Sumanth is yet another techie who found his passion away from his job. After finishing his engineering at R V College of Engineering, Sumanth was all set for his first job at Cognizant. “There was a four-month gap before we could join work. I had a Handycam with me, so my friend and I decided to make a short film.. that’s how it all began.”

Athish S Shetty in ‘Mithya’

Athish S Shetty in ‘Mithya’ | Photo Credit: Special Arrangement

Recollecting how he met Rakshit, Sumanth says, “A common friend introduced me to Rakshit in 2008. He (Rakshit) was also doing short films back then, so we decided to collaborate together. We made a film called I Shot Myself, which Rakshit used for his portfolio. After that, I quit my job and started a design farm with my friend in Udupi.
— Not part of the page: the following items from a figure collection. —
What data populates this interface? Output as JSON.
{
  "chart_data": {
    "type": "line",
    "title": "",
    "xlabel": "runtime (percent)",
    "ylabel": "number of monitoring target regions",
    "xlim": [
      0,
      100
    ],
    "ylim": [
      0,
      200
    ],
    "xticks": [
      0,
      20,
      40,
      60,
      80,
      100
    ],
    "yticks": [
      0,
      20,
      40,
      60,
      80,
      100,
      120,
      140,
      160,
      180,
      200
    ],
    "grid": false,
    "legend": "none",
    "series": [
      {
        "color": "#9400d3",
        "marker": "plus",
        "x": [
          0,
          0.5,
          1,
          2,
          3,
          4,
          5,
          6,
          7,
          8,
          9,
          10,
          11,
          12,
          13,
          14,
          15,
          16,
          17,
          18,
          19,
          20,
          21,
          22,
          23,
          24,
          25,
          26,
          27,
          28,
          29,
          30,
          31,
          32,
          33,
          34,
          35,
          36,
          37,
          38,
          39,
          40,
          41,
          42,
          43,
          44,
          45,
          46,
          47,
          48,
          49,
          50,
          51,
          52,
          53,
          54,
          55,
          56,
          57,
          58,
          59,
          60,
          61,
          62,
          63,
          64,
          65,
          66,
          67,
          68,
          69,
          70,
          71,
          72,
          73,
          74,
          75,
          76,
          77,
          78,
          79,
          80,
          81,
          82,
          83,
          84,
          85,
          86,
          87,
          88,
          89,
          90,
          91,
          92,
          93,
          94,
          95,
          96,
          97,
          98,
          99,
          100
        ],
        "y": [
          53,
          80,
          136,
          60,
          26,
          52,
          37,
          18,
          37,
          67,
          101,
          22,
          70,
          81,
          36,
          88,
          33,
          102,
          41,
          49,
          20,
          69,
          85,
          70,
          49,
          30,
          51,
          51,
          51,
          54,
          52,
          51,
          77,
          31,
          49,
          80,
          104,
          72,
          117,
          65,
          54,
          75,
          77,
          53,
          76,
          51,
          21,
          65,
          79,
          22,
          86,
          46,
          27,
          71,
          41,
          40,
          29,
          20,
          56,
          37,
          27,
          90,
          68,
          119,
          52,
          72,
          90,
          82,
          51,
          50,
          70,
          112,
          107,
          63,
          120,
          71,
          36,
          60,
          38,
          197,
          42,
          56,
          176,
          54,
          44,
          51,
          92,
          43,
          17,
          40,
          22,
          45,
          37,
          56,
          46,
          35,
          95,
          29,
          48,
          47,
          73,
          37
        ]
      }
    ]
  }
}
We worked at the firm from 2009 to 2020, before shutting it down to get back to filmmaking.”

Even as he is excitedly waiting for the theatrical release of Mithya, Sumanth is confident of writing his next. “Mithya’s release has given me closure. I was wondering if the film would see the light of the day. Now I can move on to my next with satisfaction,” he wraps up.